Subject: NFS mounts hanging
To: None <tech-kern@netbsd.org>
From: None <rick@snowhite.cis.uoguelph.ca>
List: tech-kern
Date: 10/03/2000 12:09:18
I'm way out of date on the status of the NetBSD NFS code, but maybe this
will help:
- soft mounts will fail after N retries, whereas a hard mount will just
keep on trying. Unless the code's busted, a hard mount should eventually
coninue on after the server has rebooted.

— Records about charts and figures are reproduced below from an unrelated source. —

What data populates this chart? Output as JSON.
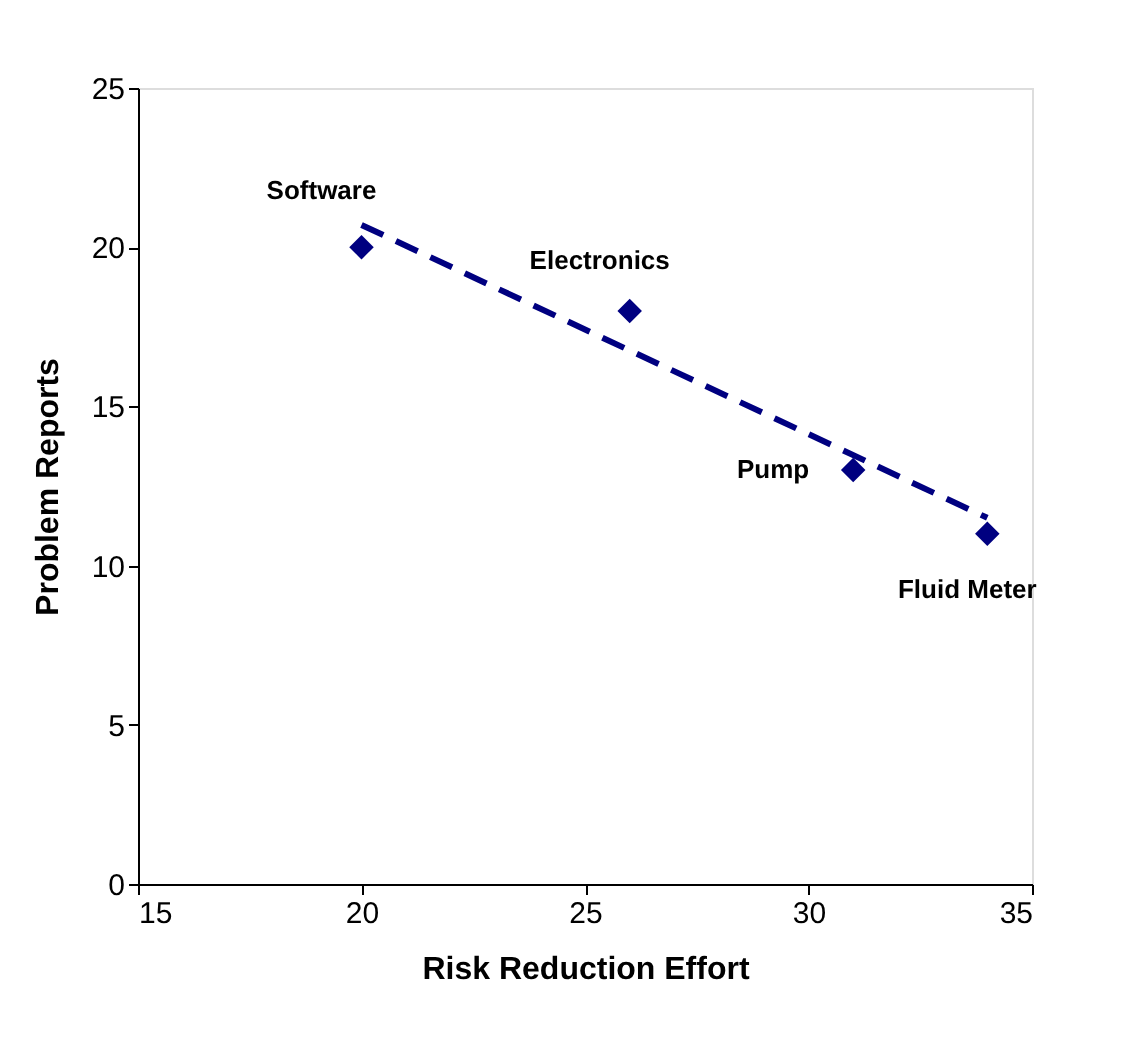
{
  "chart_data": {
    "type": "scatter",
    "xlabel": "Risk Reduction Effort",
    "ylabel": "Problem Reports",
    "grid": false,
    "xlim": [
      15,
      35
    ],
    "xticks": [
      15,
      20,
      25,
      30,
      35
    ],
    "ylim": [
      0,
      25
    ],
    "yticks": [
      0,
      5,
      10,
      15,
      20,
      25
    ],
    "series": [
      {
        "color": "#000080",
        "marker": "diamond",
        "x": [
          20,
          26,
          31,
          34
        ],
        "values": [
          20,
          18,
          13,
          11
        ]
      },
      {
        "type": "line",
        "color": "#000080",
        "line_style": "dashed",
        "marker": "none",
        "x": [
          20,
          34
        ],
        "values": [
          20.7,
          11.5
        ]
      }
    ],
    "annotations": [
      {
        "text": "Software",
        "x": 20,
        "y": 20
      },
      {
        "text": "Electronics",
        "x": 26,
        "y": 18
      },
      {
        "text": "Pump",
        "x": 31,
        "y": 13
      },
      {
        "text": "Fluid Meter",
        "x": 34,
        "y": 11
      }
    ]
  }
}
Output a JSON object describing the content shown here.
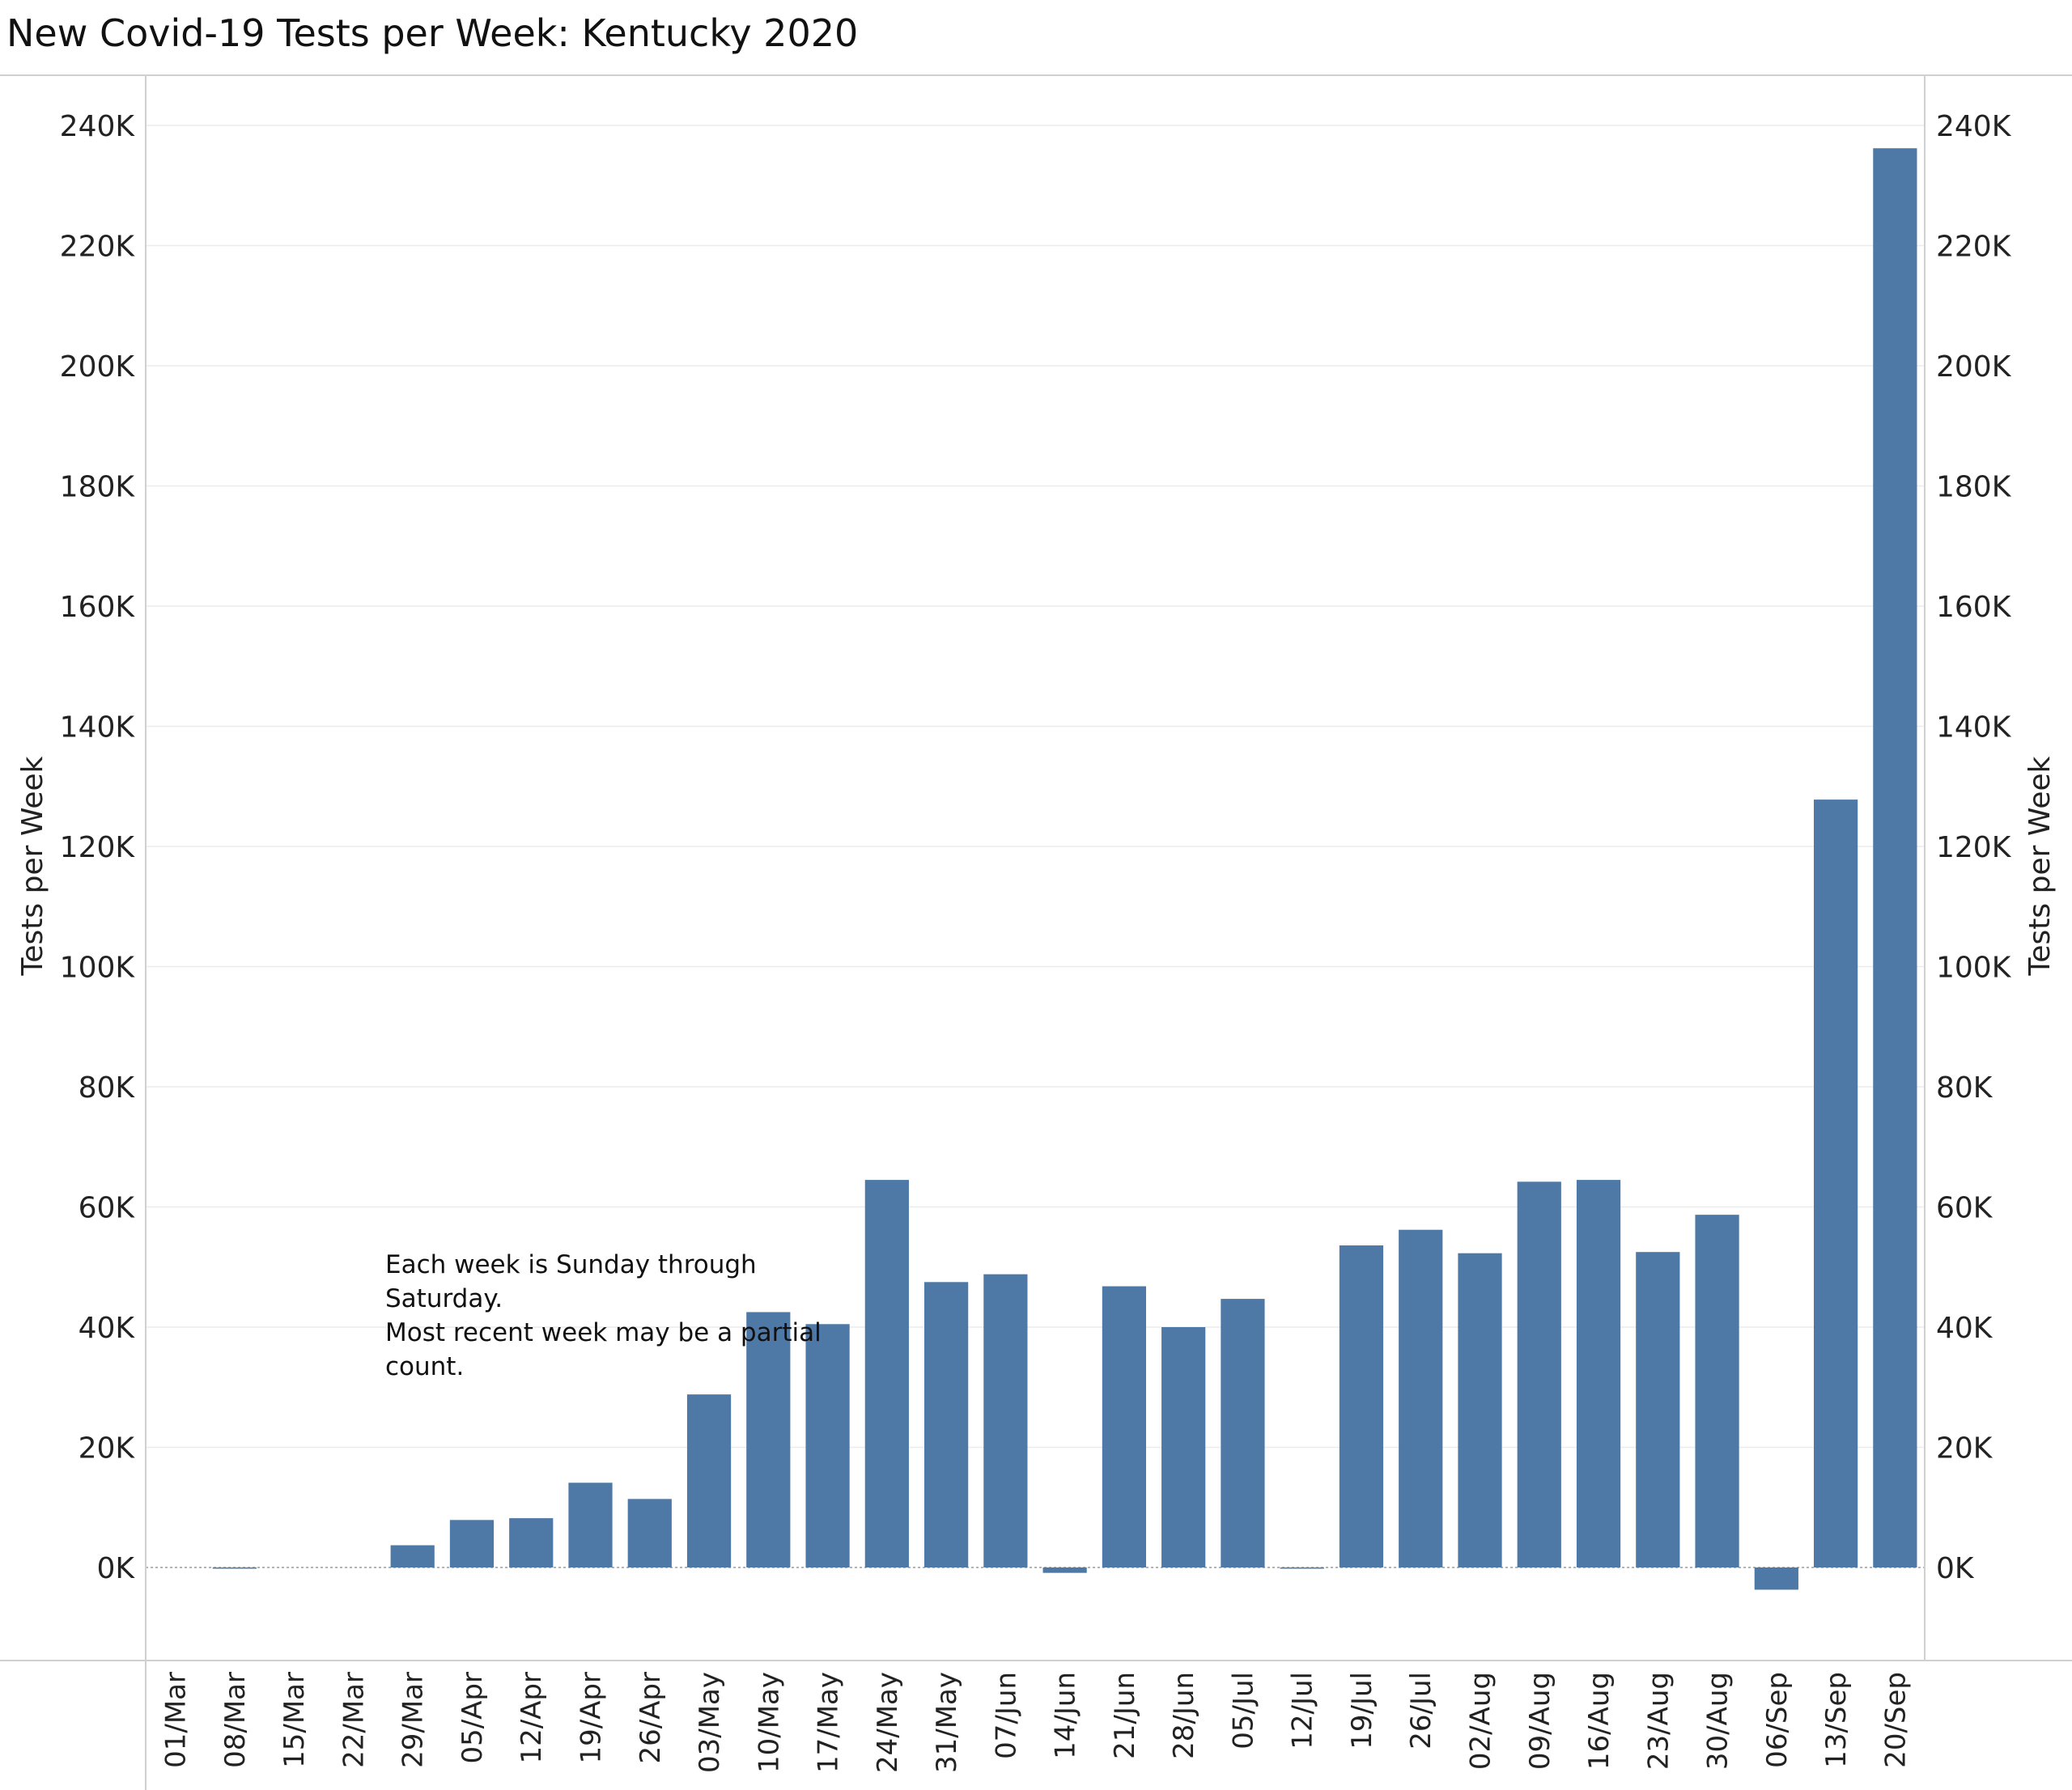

- Since the retransmit timeout does back off quite a bit, it may take a
while for the client to retransmit and start up again after the server
is rebooted.
- I agree with the statement w.r.t. UDP vs TCP, since it can take up to
15minutes (worst case) for a TCP mounted client to recognize a server
reboot and do a remount, whereas for UDP it should only be a couple of
minutes.
- With 500 clients, you might also have a "storm" of requests hitting the
server when it reboots, and this may be causing server congestion (just
like a network congestion, but for NFS RPCs). If this is the case, things
won't recover gracefully and rebooting the clients a few at a time, might
be the only way to get things going again.
All in all, with 500 clients, a reliable NFS server is a must, IMHO.
Good luck with it, rick
ps: As a fellow sysadmin, I'm glad I'm not in your shoes right now:-)